The dreams when they came were almost intolerable: a hideous mish-mash of Nicky’s and his , and a flashback to the Procedure itself. The awful intensity of it, the redness of everything, that bucket with its unspeakable contents.
Caiaphas yesterday with his Watchtowers : ‘God has a plan for you too, Nicholas!’
*
Every July, as one cohort finished its exams and moved off into the world, the university opened its doors to the summer students. I was predictably contemptuous of them — tourists, dabblers — when I started teaching at the summer school five years ago, but by selling six weeks of my holiday, I could earn an unignorable six grand. Then I began to enjoy it. I liked the older, widely read enthusiasts whom the school attracted. They wanted exactly the kind of unfashionable courses on Jane Austen, or eighteenth-century poetry, that had fallen out of favour with the faculty. I looked forward to teaching them. And in the summer after Leonora left, the contact with my students restored a sense of balance to my life. We mixed the classes up with theatre visits and sightseeing: Chawton, Stratford-upon-Avon, Richmond. One of my students, a man from Iowa, was ninety-seven years old, and had been stationed in London during the war. He walked unsteadily on and off the bus himself, unaided, followed by his grey-haired children. Through the eyes of the visitors, London recovered some of its charm for me.
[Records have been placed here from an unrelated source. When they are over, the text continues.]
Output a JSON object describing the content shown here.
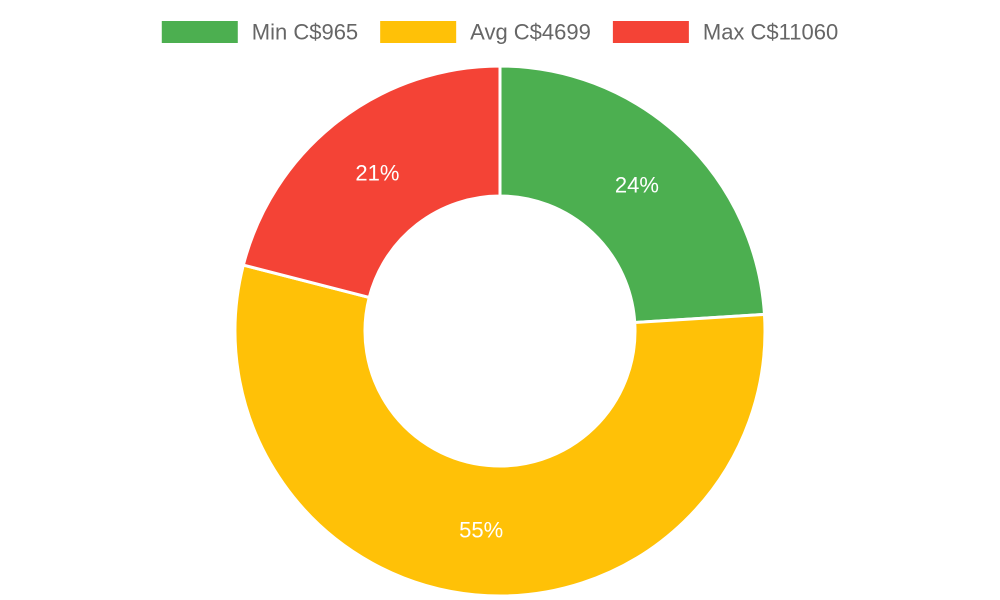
{
  "chart_data": {
    "type": "pie",
    "subtype": "doughnut",
    "legend_position": "top",
    "series": [
      {
        "name": "Min C$965",
        "value": 24,
        "label": "24%",
        "color": "#4caf50"
      },
      {
        "name": "Avg C$4699",
        "value": 55,
        "label": "55%",
        "color": "#ffc107"
      },
      {
        "name": "Max C$11060",
        "value": 21,
        "label": "21%",
        "color": "#f44336"
      }
    ]
  }
}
In my free time, I worked on a paper I’d been invited to give at a conference in Italy about methodological issues raised by the late letters. On July 18th, a Saturday, I flew to Florence.
Italy was, initially anyway, a restorative. They’d put us in university accommodation, but we were near enough to the city to walk in. I was a guest of honour at the dinner on the first night. We ate and drank like Borgias. Best of all was being with my peers in academia. I had a taste of camaraderie.
The second night, Erik Betsen, Saul Lumsdaine, Horst Schnittingen and myself went out to get bistecca — that huge Florentine cut of meat the size of an Old Testament sacrifice. We resembled rowdy middle-aged brothers. Saul was the provocateur: teasing us, goading us to drink more. Erik was reading a paper the next day, so Saul, Horst and I ended the evening together, wandering drunkenly around the streets by the Duomo, whose lamplit marble facade looked as though it was made out of peppermints. It was a weeknight but high season, and the place was jammed with tourists and language students and hawkers selling knock-off designer handbags on the street corners.
Saul and Horst are both divorced. Saul’s first marriage ended years ago. He is in his late fifties now and shamelessly cohabiting with a former student in Boston. He was gratifyingly effusive about the Letters and my satire book. Loosened up by his praise, I found myself confessing some of my involvement with Hunter. Horst had disappeared into a back alley to pee. ‘When did he get in touch?’ Saul asked. I told him it had been in April. ‘He tried me first!’ he said with a note of triumph.